The teacher can even talk about the shortage of data scientists in the job market and their attractive salaries. Alternatively, he could poll the class on their favorite athletes and discuss how sports scientists could use algebraic expressions to improve their performances. In this light, real-world connection doesn’t just indicate the concrete implications of math in ordinary life. It also highlights STEM careers and demonstrates that math plays a part in virtually any industry students can imagine. With this knowledge, students can get a head start on pursuing a STEM-related career.
Even for students with no interest in STEM careers, real-world connection can help them develop important values and traits. Along with learning basic arithmetic to do essential things like budgeting, students can sharpen their critical thinking by problem solving in real-world contexts.

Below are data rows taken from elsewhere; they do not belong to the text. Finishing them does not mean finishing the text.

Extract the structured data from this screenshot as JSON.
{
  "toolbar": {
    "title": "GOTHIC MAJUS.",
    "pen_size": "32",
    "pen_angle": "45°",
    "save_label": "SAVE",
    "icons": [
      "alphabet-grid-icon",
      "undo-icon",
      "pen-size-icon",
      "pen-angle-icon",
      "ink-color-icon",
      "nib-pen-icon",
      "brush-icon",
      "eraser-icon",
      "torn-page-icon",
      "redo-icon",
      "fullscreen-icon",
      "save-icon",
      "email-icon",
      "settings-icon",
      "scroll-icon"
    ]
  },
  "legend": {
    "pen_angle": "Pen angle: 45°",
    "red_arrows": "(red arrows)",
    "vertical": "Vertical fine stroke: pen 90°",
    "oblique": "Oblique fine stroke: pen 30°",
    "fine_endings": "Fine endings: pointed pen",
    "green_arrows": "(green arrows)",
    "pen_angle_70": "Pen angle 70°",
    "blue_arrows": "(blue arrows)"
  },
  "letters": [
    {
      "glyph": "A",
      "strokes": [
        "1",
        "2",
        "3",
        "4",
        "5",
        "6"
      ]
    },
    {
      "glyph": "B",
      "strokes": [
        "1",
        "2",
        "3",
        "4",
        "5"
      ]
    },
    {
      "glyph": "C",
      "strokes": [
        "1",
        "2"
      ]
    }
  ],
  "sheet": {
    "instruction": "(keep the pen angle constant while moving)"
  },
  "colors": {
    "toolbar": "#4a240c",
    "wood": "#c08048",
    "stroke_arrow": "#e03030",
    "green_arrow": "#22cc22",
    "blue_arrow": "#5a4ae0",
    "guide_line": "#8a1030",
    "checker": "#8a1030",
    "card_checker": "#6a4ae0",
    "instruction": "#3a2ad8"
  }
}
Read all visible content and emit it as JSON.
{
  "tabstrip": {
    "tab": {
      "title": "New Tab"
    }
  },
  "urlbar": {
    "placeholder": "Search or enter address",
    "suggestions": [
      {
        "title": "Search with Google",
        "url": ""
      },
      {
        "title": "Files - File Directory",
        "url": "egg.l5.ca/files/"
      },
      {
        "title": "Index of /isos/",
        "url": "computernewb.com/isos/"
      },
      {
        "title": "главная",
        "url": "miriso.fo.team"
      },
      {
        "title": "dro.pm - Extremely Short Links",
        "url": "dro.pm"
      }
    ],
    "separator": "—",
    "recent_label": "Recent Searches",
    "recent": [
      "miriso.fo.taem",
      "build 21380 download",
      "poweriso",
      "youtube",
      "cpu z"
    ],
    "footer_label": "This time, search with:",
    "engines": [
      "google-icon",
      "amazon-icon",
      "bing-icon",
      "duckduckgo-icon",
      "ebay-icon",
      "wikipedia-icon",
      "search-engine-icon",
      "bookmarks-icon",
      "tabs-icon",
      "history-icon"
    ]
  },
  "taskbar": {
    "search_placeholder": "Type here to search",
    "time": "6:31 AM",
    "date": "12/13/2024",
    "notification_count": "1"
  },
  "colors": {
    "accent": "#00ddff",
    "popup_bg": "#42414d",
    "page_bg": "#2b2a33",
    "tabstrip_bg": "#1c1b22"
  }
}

Imagine, for example, a group of students using linear equations to predict the profits for a new potato chip company with limited resources. There is one girl in the group who knows she wants to be a police officer when she grows up. Although she has no interest in math or business, she contributes to the group and welcomes her classmates’ help when she struggles. She works through the mechanics of a challenging problem and applies her understanding to it while collaborating and communicating with her team. In this one exercise, she practices team work, communication, and productive struggle. She also develops the grit she’ll need to succeed later on. When she begins her law-enforcement training, she’ll have the character traits she’ll need to become an outstanding police officer.
If real-world connection becomes standard practice in classrooms, it is easy to imagine a world without that vexing question, “When will I ever need math?” Before students even ask, teachers can supply several examples of professionals and ordinary people using math in their daily lives. Of course, real-world connection does not replace the teaching of abstract math; real-world connection instead supplements it. It shows students that math is a way of understanding the world around them and their place in it.